Move over Chiranjeevi, Venkatesh and Soundarya, debutants are the toast of the season in Telegu cinema today. But among the hot nyts (new young things), one is more special than the others. This swarthy hero doesn't have the chocolate looks to set the box office afire. But his face and name are tickets to instant fame. For one, the young man shares an uncanny resemblance to his famous politician grandfather. He even has the same name. In Andhra Pradesh, where movie stars are demi-gods and sons inherit their father's fan clubs, Nandamuri Tarakarama Rao, or NTR Jr as he's better known, is being touted as the natural heir to a staggering celluloid legacy. Six years after his death, NTR remains the undisputed king of Telegu cinema—India's largest movie industry after Bombay. Now his fans are looking to his favourite grandson to recreate the magic.
It didn't begin that way, though. The child of a second wife of NTR's son Harekrishna, NTR Jr grew up on the fringes and didn't even get to see his grandfather till he was well past his fifth birthday. One day the grand old man himself asked to meet the child, who everyone claimed looked just like him. The boy had been named Tarakarama, after his paternal grandmother, but NTR reportedly took one look at him and decided to give him his own name. "From that day onwards, grandpa and I...we shared a special bond," claims the teenage hero. He says NTR insisted he spend every Sunday with him, no easy task given the fact that the latter's day began at four in the morning. "Sometimes I would feel lazy or I had to study for my exams but tata (grandfather) always had his way and made sure that I was there by 4.30 every Sunday morning." And he claims he's in the movies because of a promise made to his grandfather to keep the NTR name alive.

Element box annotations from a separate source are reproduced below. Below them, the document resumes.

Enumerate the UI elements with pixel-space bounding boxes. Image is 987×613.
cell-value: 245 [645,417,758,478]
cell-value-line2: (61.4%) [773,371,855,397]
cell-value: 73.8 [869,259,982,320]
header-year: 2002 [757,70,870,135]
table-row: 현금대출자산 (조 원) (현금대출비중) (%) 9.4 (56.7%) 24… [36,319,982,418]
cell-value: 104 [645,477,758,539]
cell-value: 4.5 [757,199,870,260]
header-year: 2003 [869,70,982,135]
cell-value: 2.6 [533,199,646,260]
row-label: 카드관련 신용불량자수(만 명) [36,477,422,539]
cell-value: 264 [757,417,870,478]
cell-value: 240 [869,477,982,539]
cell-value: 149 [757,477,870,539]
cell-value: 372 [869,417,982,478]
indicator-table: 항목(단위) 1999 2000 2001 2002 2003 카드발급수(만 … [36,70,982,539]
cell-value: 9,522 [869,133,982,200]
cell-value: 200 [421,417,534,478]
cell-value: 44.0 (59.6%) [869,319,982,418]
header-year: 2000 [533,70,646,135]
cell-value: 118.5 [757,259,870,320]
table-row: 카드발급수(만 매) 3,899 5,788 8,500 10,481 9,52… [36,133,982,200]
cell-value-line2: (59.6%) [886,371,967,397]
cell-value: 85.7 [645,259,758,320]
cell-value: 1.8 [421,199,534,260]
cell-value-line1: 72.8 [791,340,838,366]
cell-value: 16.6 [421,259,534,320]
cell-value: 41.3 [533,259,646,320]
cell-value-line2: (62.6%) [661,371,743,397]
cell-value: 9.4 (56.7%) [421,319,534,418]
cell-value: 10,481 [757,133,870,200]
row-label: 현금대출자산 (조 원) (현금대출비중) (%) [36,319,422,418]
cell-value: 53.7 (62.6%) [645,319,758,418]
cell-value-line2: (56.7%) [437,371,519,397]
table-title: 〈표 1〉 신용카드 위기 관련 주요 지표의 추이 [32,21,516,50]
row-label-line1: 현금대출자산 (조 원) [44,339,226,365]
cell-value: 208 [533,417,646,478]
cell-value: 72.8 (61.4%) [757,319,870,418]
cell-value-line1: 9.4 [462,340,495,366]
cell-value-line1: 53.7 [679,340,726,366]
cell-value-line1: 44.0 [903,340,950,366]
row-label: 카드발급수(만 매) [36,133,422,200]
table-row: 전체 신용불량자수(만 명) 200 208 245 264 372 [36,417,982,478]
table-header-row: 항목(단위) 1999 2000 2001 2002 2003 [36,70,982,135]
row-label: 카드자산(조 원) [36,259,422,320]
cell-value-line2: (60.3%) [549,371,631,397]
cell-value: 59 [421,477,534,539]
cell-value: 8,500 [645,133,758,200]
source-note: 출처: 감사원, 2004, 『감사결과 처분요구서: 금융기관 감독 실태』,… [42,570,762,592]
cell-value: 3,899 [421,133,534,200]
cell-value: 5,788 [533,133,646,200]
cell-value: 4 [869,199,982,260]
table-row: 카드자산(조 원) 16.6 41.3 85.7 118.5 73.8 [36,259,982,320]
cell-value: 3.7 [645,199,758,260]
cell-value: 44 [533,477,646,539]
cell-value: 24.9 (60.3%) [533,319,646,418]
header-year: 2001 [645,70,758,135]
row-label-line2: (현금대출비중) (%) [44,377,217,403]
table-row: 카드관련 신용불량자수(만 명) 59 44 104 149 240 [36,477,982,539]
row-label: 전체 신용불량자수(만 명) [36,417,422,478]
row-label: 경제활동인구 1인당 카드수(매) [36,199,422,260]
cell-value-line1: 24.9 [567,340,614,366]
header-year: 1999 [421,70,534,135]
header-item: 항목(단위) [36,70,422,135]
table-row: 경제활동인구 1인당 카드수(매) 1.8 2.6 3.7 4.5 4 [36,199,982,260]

So it is. At 19, NTR Jr is already a veteran of five films. The trained Kuchipudi dancer began as a child actor and did bit roles in two movies, including NTR's doomed pet project Vishwamitra. His first real break came a year or so ago when Ushakiron, an influential banner in Telegu cinema, launched Jr as a hero in Ninnu Chudalani (Waiting To See You). The movie didn't do too well but it paved the way for his next venture, Student No. 1, a college romance. Made on a budget of Rs 1 crore, the film went on to gross Rs 30 crore. His next film, Subbu, bombed. But Student No. 1's success and the NTR name helped him sign up six more films. Father Harekrishna insists the teenage hero will gross "more than Rs 100 crore, what all his grandfather's films could have grossed together".
Producers agree that NTR Jr has a headstart. But they warn it will take more than the halo of a legacy to keep drawing the crowds. "There's no doubt the NTR charisma is still a big draw. But in the end, it doesn't matter who the star is. The movie has to be good to draw crowds," confesses R. Raghuvendra Rao, a veteran director who has directed all three generations of the NTR family.
Rao believes the race for the true heir to the NTR legacy is still wide open. The patriarch had a formidable brood of seven sons and four daughters. Films are generally a hereditary business here, so it's not surprising that at least four of his sons joined the movie trade: two as actors and one as cameraman, while the fourth manages the family-owned studio. However, though Harekrishna and brother Balkrishna have both been acting, there's been no 'direct' sibling rivalry so far. Balkrishna cast himself as the hero and projected himself as the heir to his father's legacy, while the more amply endowed Harekrishna satisfied himself by dabbling in character roles.
However, the family's Generation X is turning the old equations upside down. The 42-year-old Balkrishna is in no hurry to retire, but is feeling the heat from the newfound success of his nephew.He tries to avoid all questions about him. Meanwhile, yet another teenage NTR grandson has just changed his name from Oblan to a more saleable Nandamuri Taraka Rathnaa and is all set to begin shooting his first film. "NTR is a brand name. Everybody wants to cash in on it," grumbles Balkrishna, who was the first to benefit from it. Clearly, the battle for NTR's celluloid legacy is not finished yet.